"Un tempo i Malavoglia erano stati numerosi come i sassi della strada vecchia di Trezza; ce n'erano persino ad Ognina, e ad Aci Castello, tutti buona e brava gente di mare, proprio all'opposto di quel che sembrava dal nomignolo".
Difficile sbagliare: è l'incipit del più famoso romanzo di Giovanni Verga, un'opera che quando uscì nel 1881 fu accolta freddamente dalla critica, ma destinata in seguito ad essere riconosciuta, insieme ai Promessi sposi di Manzoni, come il maggiore contributo italiano alla grande stagione del romanzo europeo. I Malavoglia e Mastro don Gesualdo, l'altro volume del ciclo incompiuto dei Vinti, li conosciamo tutti, per averli studiati e letti almeno un po' a scuola. Ma oggi possono parlarci ancora? È possibile proporre, specialmente ai giovani, un'attualità di Verga? " Direi di sì, senza dubbio", risponde il critico Luigi Tassoni, che su Radio Capodistria cura la rubrica Leggio. "Proviamo a leggere lo scrittore con delle lenti di lettura più moderne, alla luce - anche - della tanta letteratura che è venuta dopo Verga, e vedremo che in fondo Verga non è molto distante - lo dico paradossalmente - da autori come Coldwell, così tanto consacrati dai lettori e dalla critica. Non leggiamo i Malavoglia, Mastro don Gesualdo e le straordinarie novelle come una storia di sconfitte, ma come una progressiva disgregazione, attraverso cui l'individualità, l'arroganza e la violenza, che producono solitudine, parlano chiaramente al mondo di oggi".
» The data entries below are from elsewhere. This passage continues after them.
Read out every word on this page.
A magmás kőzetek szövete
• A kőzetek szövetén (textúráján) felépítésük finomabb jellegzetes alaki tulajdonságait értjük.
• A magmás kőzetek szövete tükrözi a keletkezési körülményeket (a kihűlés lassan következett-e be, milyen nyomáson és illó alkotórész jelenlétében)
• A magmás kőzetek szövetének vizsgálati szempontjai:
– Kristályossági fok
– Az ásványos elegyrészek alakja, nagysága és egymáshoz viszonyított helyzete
Un altro punto di forza dello scrittore verista siciliano morto cent'anni fa è la lingua, aspetto sempre problematico quando si parla dei nostri autori del passato. Non in Verga. "Quindi", conclude il critico, "che i giovani lo rileggano, perché la sua è una prosa leggibile, non così difficile e astrusa come comunemente si potrebbe pensare".
In occasione del centenario verghiano, tante le iniziative in Italia e all'estero, anche la diffusione di nuovi titoli in digitale dell'Edizione Nazionale delle opere da parte della Fondazione Verga di Catania.